Nomic.ai (GPT4All) ▷ #general (8 messagesđŸ”„):

M1 Max for local projects, Discord mass invite issue, Blockchain and AI/ML specialist introduction, Developer collaboration invitation

  • M1 Max Macs - Good Buys?: A member inquired whether M1 Max machines are decent for running local projects, noting the current attractive prices.
    • No opinion was given.
  • Discord Mass Invite Debacle!: A member apologized for a mass invite sent to everyone in their contact list via Discord.
    • They shared a Discord support article and claimed they didn’t send it themselves after someone joked to change your password - stop looking at porn.
  • Blockchain Architect and AI/ML Specialist Seeking Connections: A Senior Software Engineer introduced themselves as a Blockchain Architect & AI/ML Specialist with 9+ years of experience, highlighting their expertise in building scalable, high-performance applications.
    • They listed core skills including Blockchain (Ethereum, Polygon, Binance Smart Chain, Solana, Cardano, Arbitrum, Rust, Solidity, Web3.js, Ethers.js) and AI/ML (TensorFlow, PyTorch, scikit-learn, OpenAI API).
  • Developer Passionately Seeks Collaborations: A developer expressed their passion for coding and interest in collaborating on projects.
    • They invited recommendations and opportunities for collaboration.
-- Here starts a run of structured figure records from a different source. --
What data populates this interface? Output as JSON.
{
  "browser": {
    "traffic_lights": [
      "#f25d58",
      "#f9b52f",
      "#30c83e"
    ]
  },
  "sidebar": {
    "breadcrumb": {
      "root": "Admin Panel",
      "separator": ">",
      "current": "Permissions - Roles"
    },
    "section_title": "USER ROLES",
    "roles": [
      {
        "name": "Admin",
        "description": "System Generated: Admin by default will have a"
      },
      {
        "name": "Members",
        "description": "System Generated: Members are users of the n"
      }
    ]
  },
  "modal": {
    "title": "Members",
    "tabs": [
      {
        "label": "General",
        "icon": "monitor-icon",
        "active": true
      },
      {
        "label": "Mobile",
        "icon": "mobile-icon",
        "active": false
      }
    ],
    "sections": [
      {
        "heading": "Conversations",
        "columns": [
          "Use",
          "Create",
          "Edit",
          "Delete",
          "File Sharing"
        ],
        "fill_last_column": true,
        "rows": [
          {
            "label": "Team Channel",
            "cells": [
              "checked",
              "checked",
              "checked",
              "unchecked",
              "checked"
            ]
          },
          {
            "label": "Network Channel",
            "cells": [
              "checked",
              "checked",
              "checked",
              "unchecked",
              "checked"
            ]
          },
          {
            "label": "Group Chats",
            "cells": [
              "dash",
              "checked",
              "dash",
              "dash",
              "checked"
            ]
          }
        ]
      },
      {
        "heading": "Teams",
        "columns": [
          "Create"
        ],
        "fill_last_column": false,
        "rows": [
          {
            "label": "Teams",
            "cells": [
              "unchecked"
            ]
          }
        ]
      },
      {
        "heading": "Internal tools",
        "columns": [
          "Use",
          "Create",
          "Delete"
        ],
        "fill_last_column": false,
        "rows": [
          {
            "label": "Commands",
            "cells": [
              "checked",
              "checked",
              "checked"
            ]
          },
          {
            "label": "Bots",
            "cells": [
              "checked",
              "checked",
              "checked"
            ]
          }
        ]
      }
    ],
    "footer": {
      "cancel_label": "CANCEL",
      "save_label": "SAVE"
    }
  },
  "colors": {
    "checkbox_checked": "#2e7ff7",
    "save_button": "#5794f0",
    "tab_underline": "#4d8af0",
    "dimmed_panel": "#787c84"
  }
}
Torchtune ▷ #dev (3 messages):

DCP Information Leaks, RL Test Timings, CI Debugging

  • DCP: Stop the Leaks!: A member expressed concern that DCP should not be sending much information around.
    • They mentioned that a timeout is weird and may lead to information leakage or security vulnerabilities.
  • RL Tests: What Takes So Long?: A member questioned why RL tests are running for more than 1 hour.
    • They stated that it is a bug for 100%.
  • Debugging CI Separately: A member announced plans to open a separate PR to debug the CI.
    • This suggests a focused effort to address identified issues within the CI pipeline.